Being told you should be thankful for something you don't want or don't like is downright annoying.
There's nothing wrong for not feeling thankful for something you don't want, don't like, and certainly don't prefer.
Feeling bad for not being thankful is like the old pirate saying the beatings will continue until the moral improves.
Your guilt for not appreciating what you have is not going to end world hunger, provide housing for people, or, get you what you want.
No amount of feeling bad for not feeling appreciation for what you have, what you're doing, where you are, or what you're experiencing is going to make you appreciate more.
Let it be okay that you don't like what it is.
Let it be okay that you want things to change.
Let it be alright that you wish things were different.
Don't make yourself appreciate something you don't.
Don't make yourself like something you don't.
Buuuuut....
You might have to think about your painted toe nails. Or your kitten. Or maybe that warm cozy blanket that you like so much to snuggle into.
You might have to take your mind off of the thing that you don't like or don't appreciate very much if at-all, and put your attention on something else for awhile.
Appreciation of something feels better than not appreciating at all.

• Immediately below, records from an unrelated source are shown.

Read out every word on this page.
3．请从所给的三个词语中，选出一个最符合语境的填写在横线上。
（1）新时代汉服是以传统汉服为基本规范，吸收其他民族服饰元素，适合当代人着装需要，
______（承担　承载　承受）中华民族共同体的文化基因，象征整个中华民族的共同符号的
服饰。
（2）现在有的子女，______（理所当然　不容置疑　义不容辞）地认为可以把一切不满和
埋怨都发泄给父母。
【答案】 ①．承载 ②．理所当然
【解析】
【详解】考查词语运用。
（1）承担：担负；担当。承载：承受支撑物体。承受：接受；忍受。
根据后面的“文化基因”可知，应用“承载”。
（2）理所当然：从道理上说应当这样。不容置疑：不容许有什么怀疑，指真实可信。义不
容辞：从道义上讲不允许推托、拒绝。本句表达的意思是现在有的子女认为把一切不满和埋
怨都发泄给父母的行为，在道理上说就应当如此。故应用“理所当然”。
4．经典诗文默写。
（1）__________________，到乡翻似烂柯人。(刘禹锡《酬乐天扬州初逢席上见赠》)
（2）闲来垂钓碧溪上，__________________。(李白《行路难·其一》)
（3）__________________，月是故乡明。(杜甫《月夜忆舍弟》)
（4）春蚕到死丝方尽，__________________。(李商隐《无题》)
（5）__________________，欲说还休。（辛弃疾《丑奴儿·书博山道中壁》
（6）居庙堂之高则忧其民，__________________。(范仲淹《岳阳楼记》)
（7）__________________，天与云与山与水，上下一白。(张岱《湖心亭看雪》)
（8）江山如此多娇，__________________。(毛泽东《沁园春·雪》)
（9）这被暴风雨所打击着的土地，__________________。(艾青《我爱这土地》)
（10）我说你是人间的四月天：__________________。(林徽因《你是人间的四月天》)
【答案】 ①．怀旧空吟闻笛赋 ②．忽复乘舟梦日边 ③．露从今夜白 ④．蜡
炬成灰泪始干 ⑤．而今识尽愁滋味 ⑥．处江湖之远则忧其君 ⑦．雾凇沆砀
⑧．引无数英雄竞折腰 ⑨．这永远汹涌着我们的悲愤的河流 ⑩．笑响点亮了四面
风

What can you find that you appreciate?
What are the simple things in your life that you enjoy?
What person makes you laugh?
What flowers do you love?
What music do you like?
Do you have photos on your phone that make you feel good when you look at them?
What about that person who smiled at you?
Just take your attention and put it on something that feels better.
Don't try to make yourself feel thankful when you don't.
Don't beat yourself up, don't make yourself wrong and if someone told you that you should be thankful, let them off the hook too - they probably meant well.